Norfolk columnist takes a jab at Reston and the citizens who may or may not want a Reston license plate. What do you think?

Virginian-Pilot columnist Kerry Dougherty probably didn't set out to take a potshot at Reston this week.

In looking through some of the hundreds of bills on the docket in the 2012 Virginia General Assembly, it's own "Work, Live, Play" license plate.

"Even this session's license-plate proposals are yawn-inducing," wrote Dougherty. "Although you have to wonder who will want to zip around with this on his car: 'Reston! Live Work Play.' Be honest, is there a more soulless spot in the commonwealth than that bland ant colony near Dulles?"

Say what? Soulless ant colony? Says who? Not Tom Jackman's State of NoVa blog. Jackman points out that Norfolk, where the Virginian-Pilot is based, has averaged 37.5 homicides per year  there since 2000.

"That’s a lot less souls, after all the shooting stops," Jackman writes. 

Touche.

Reston has more than 50,000 souls (and only one murder in 2011), and I would venture to guess many - even most - souls  don't consider it an ant colony. If it were, it would be an ant colony with lakefront views, granite counters and recreational amenities.

Come on, columnist lady.

We've got public art and a Mercury Fountain. Not bland. A quirky-but-wise founder coming up on his 98th birthday. I saw him out last night drinking a glass of wine. Not bland. Dougherty needs to spend an afternoon on a deck boat on Lake Thoreau. No, no, no, not bland. Heck, at the Farmers Market. That's soul!

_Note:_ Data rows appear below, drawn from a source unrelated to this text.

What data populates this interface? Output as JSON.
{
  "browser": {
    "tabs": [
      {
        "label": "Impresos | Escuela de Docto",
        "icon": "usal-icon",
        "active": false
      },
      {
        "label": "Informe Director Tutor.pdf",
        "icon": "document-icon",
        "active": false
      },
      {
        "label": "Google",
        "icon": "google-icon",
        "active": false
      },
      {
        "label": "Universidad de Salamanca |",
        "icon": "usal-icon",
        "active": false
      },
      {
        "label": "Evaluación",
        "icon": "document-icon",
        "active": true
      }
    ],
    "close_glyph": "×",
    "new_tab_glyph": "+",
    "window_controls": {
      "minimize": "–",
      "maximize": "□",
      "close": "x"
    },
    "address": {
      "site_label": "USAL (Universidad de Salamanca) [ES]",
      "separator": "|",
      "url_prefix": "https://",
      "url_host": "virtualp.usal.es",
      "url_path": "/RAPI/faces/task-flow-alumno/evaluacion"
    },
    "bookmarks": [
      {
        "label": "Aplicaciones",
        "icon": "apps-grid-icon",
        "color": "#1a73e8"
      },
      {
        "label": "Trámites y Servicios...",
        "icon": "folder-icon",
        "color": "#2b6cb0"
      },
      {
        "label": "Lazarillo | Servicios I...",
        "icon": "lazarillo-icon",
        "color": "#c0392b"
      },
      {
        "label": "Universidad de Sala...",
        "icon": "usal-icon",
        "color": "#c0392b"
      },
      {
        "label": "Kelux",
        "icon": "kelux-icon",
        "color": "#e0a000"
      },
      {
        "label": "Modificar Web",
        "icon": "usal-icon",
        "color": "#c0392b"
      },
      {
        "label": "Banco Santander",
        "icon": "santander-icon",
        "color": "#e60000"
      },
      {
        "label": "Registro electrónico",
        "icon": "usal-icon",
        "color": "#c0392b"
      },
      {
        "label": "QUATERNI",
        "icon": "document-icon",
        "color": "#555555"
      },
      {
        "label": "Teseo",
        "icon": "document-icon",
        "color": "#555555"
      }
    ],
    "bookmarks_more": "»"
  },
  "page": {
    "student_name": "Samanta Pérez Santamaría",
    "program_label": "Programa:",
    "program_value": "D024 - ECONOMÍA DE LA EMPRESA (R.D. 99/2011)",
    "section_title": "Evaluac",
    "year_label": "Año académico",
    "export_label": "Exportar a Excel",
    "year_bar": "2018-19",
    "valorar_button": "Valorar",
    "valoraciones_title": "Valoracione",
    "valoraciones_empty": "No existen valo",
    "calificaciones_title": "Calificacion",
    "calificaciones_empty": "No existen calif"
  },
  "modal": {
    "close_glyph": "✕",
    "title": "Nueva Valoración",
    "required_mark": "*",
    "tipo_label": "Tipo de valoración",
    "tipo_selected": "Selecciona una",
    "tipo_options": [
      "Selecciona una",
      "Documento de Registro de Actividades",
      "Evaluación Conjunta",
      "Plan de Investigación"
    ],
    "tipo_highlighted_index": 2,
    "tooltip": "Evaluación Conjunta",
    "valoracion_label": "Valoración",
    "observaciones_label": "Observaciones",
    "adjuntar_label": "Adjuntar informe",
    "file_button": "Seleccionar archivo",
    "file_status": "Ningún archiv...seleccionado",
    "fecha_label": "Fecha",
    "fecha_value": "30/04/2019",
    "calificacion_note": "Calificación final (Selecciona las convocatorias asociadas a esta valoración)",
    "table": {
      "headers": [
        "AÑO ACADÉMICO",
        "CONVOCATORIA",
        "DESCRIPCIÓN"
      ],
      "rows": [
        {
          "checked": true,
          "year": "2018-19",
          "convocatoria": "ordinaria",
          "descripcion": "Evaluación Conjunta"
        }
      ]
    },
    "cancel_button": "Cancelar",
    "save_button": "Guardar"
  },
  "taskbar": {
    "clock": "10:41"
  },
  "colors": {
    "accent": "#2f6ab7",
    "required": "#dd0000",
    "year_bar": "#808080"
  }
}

Has she ever read the comments section on Patch when one brings up the schools or whether Reston needs a third Chipotle or an indoor tennis place? Not bland (but could be called first-world problems, for sure).

In any case, do you agree with Dougherty? Perhaps you do feel like you are  stuck in a soulless ant colony? Or maybe you are enjoying an ahead-of-its-time New Town and are pretty pleased, regardless of whether you want a Reston license plate?

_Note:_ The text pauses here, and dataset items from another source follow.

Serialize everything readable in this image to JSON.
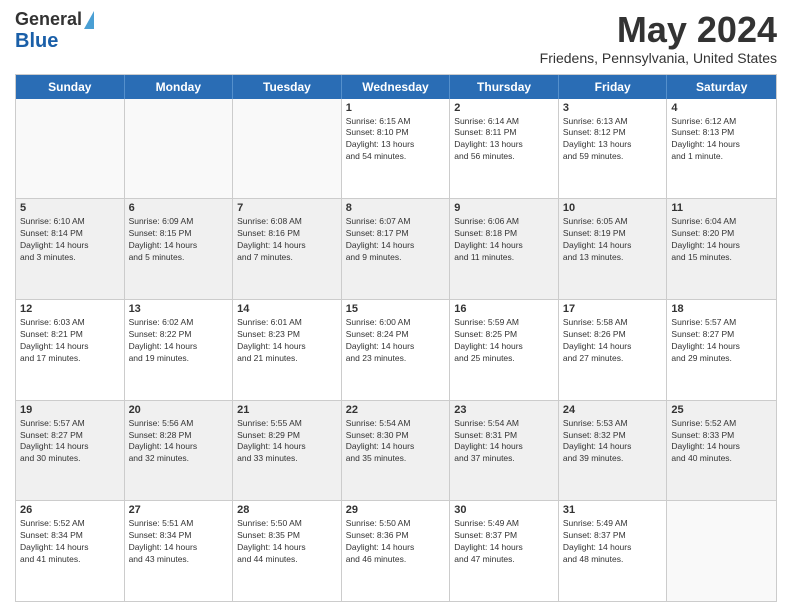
{
  "header": {
    "logo_line1": "General",
    "logo_line2": "Blue",
    "month": "May 2024",
    "location": "Friedens, Pennsylvania, United States"
  },
  "days_of_week": [
    "Sunday",
    "Monday",
    "Tuesday",
    "Wednesday",
    "Thursday",
    "Friday",
    "Saturday"
  ],
  "weeks": [
    [
      {
        "num": "",
        "lines": [],
        "empty": true
      },
      {
        "num": "",
        "lines": [],
        "empty": true
      },
      {
        "num": "",
        "lines": [],
        "empty": true
      },
      {
        "num": "1",
        "lines": [
          "Sunrise: 6:15 AM",
          "Sunset: 8:10 PM",
          "Daylight: 13 hours",
          "and 54 minutes."
        ]
      },
      {
        "num": "2",
        "lines": [
          "Sunrise: 6:14 AM",
          "Sunset: 8:11 PM",
          "Daylight: 13 hours",
          "and 56 minutes."
        ]
      },
      {
        "num": "3",
        "lines": [
          "Sunrise: 6:13 AM",
          "Sunset: 8:12 PM",
          "Daylight: 13 hours",
          "and 59 minutes."
        ]
      },
      {
        "num": "4",
        "lines": [
          "Sunrise: 6:12 AM",
          "Sunset: 8:13 PM",
          "Daylight: 14 hours",
          "and 1 minute."
        ]
      }
    ],
    [
      {
        "num": "5",
        "lines": [
          "Sunrise: 6:10 AM",
          "Sunset: 8:14 PM",
          "Daylight: 14 hours",
          "and 3 minutes."
        ],
        "shaded": true
      },
      {
        "num": "6",
        "lines": [
          "Sunrise: 6:09 AM",
          "Sunset: 8:15 PM",
          "Daylight: 14 hours",
          "and 5 minutes."
        ],
        "shaded": true
      },
      {
        "num": "7",
        "lines": [
          "Sunrise: 6:08 AM",
          "Sunset: 8:16 PM",
          "Daylight: 14 hours",
          "and 7 minutes."
        ],
        "shaded": true
      },
      {
        "num": "8",
        "lines": [
          "Sunrise: 6:07 AM",
          "Sunset: 8:17 PM",
          "Daylight: 14 hours",
          "and 9 minutes."
        ],
        "shaded": true
      },
      {
        "num": "9",
        "lines": [
          "Sunrise: 6:06 AM",
          "Sunset: 8:18 PM",
          "Daylight: 14 hours",
          "and 11 minutes."
        ],
        "shaded": true
      },
      {
        "num": "10",
        "lines": [
          "Sunrise: 6:05 AM",
          "Sunset: 8:19 PM",
          "Daylight: 14 hours",
          "and 13 minutes."
        ],
        "shaded": true
      },
      {
        "num": "11",
        "lines": [
          "Sunrise: 6:04 AM",
          "Sunset: 8:20 PM",
          "Daylight: 14 hours",
          "and 15 minutes."
        ],
        "shaded": true
      }
    ],
    [
      {
        "num": "12",
        "lines": [
          "Sunrise: 6:03 AM",
          "Sunset: 8:21 PM",
          "Daylight: 14 hours",
          "and 17 minutes."
        ]
      },
      {
        "num": "13",
        "lines": [
          "Sunrise: 6:02 AM",
          "Sunset: 8:22 PM",
          "Daylight: 14 hours",
          "and 19 minutes."
        ]
      },
      {
        "num": "14",
        "lines": [
          "Sunrise: 6:01 AM",
          "Sunset: 8:23 PM",
          "Daylight: 14 hours",
          "and 21 minutes."
        ]
      },
      {
        "num": "15",
        "lines": [
          "Sunrise: 6:00 AM",
          "Sunset: 8:24 PM",
          "Daylight: 14 hours",
          "and 23 minutes."
        ]
      },
      {
        "num": "16",
        "lines": [
          "Sunrise: 5:59 AM",
          "Sunset: 8:25 PM",
          "Daylight: 14 hours",
          "and 25 minutes."
        ]
      },
      {
        "num": "17",
        "lines": [
          "Sunrise: 5:58 AM",
          "Sunset: 8:26 PM",
          "Daylight: 14 hours",
          "and 27 minutes."
        ]
      },
      {
        "num": "18",
        "lines": [
          "Sunrise: 5:57 AM",
          "Sunset: 8:27 PM",
          "Daylight: 14 hours",
          "and 29 minutes."
        ]
      }
    ],
    [
      {
        "num": "19",
        "lines": [
          "Sunrise: 5:57 AM",
          "Sunset: 8:27 PM",
          "Daylight: 14 hours",
          "and 30 minutes."
        ],
        "shaded": true
      },
      {
        "num": "20",
        "lines": [
          "Sunrise: 5:56 AM",
          "Sunset: 8:28 PM",
          "Daylight: 14 hours",
          "and 32 minutes."
        ],
        "shaded": true
      },
      {
        "num": "21",
        "lines": [
          "Sunrise: 5:55 AM",
          "Sunset: 8:29 PM",
          "Daylight: 14 hours",
          "and 33 minutes."
        ],
        "shaded": true
      },
      {
        "num": "22",
        "lines": [
          "Sunrise: 5:54 AM",
          "Sunset: 8:30 PM",
          "Daylight: 14 hours",
          "and 35 minutes."
        ],
        "shaded": true
      },
      {
        "num": "23",
        "lines": [
          "Sunrise: 5:54 AM",
          "Sunset: 8:31 PM",
          "Daylight: 14 hours",
          "and 37 minutes."
        ],
        "shaded": true
      },
      {
        "num": "24",
        "lines": [
          "Sunrise: 5:53 AM",
          "Sunset: 8:32 PM",
          "Daylight: 14 hours",
          "and 39 minutes."
        ],
        "shaded": true
      },
      {
        "num": "25",
        "lines": [
          "Sunrise: 5:52 AM",
          "Sunset: 8:33 PM",
          "Daylight: 14 hours",
          "and 40 minutes."
        ],
        "shaded": true
      }
    ],
    [
      {
        "num": "26",
        "lines": [
          "Sunrise: 5:52 AM",
          "Sunset: 8:34 PM",
          "Daylight: 14 hours",
          "and 41 minutes."
        ]
      },
      {
        "num": "27",
        "lines": [
          "Sunrise: 5:51 AM",
          "Sunset: 8:34 PM",
          "Daylight: 14 hours",
          "and 43 minutes."
        ]
      },
      {
        "num": "28",
        "lines": [
          "Sunrise: 5:50 AM",
          "Sunset: 8:35 PM",
          "Daylight: 14 hours",
          "and 44 minutes."
        ]
      },
      {
        "num": "29",
        "lines": [
          "Sunrise: 5:50 AM",
          "Sunset: 8:36 PM",
          "Daylight: 14 hours",
          "and 46 minutes."
        ]
      },
      {
        "num": "30",
        "lines": [
          "Sunrise: 5:49 AM",
          "Sunset: 8:37 PM",
          "Daylight: 14 hours",
          "and 47 minutes."
        ]
      },
      {
        "num": "31",
        "lines": [
          "Sunrise: 5:49 AM",
          "Sunset: 8:37 PM",
          "Daylight: 14 hours",
          "and 48 minutes."
        ]
      },
      {
        "num": "",
        "lines": [],
        "empty": true
      }
    ]
  ]
}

Leave your thoughts in the comments below. Oh, and if you want to reach out   directly, send an e-postcard from the ant colony to kerry.dougherty@cox.net.

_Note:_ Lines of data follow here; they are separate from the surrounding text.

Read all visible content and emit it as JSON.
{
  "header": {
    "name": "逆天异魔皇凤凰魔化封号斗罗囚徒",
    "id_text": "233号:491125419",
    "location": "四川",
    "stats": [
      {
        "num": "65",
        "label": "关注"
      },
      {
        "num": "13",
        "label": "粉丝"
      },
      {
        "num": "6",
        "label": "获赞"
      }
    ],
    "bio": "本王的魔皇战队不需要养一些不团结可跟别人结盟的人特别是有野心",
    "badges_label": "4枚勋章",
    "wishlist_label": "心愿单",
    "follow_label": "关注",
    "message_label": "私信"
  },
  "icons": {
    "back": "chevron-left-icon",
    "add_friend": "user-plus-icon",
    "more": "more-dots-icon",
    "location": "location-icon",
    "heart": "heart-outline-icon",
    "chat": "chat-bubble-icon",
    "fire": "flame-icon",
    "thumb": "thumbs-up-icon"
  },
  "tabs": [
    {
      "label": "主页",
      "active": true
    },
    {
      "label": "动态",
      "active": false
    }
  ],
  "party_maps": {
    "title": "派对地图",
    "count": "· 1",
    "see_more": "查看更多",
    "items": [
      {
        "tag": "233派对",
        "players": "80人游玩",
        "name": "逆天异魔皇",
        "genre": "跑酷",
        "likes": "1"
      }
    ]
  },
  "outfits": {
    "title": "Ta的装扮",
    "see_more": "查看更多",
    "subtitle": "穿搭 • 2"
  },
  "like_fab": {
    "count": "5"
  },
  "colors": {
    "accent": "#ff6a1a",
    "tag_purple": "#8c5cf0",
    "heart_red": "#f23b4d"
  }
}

Marilyn Davis January 16, 2012 at 03:26 AM
Marilyn I moved to Reston in 1978 and spent many wonderful years there until 2007. My son was raised there and still has many friends that he keeps in touch with, even though he no longer lives in this area. I always felt as if I was a cheerleader for Reston, having spent many years watching all the development around me, especially Town Center. Due to circumstances I moved to Fairfax in 2007, and am now planning to move back this summer. The first thing I will do is put in my order for a license plate!
Uncle Smartypants January 16, 2012 at 03:43 PM
I think she must have been refering to the Reston Town Center. I live, work and play in Reston and I love it, but the RTC is a play-it-safe, corporate, stodgy, faux-Disney downtown that is not only soulless, but heartless. There are a couple of pockets of cool: the Jackson's-MonAmiGabi-Passionfish Axis of Awesome, the skating rink, but other than that, the architecture, the stores, and the restaurants are about as soulful as the average suburban mall.
Myron Rosmarin January 19, 2012 at 04:27 PM
I love Reston. Anyone I know who lives here or has lived here loves Reston too. But I really have no desire to convince Kerry Dougherty that there a 1,001 reasons why Reston is awesome. I really would prefer if she didn't know so that she never comes here. I'm afraid she'll ruin it for me.
Helen Dunn January 19, 2012 at 05:12 PM
This columnist should do her homework. Check out the Reston Museum in Lake Anne for the history of Reston. One of its founding principles was Diversity. In the sixties it was one of the few communities where people with "soul" were welcomed. With no fair housing law, Reston declared itself to be an "Open Community" which threatened the funding for its development. Adherence to that principle represents more moral courage in the face of economic pressure than you are likely to find in other communities
Bill Burton January 20, 2012 at 02:49 AM
From a diversity standpoint, I am very proud of our town. In fact, some of my best friends are ants.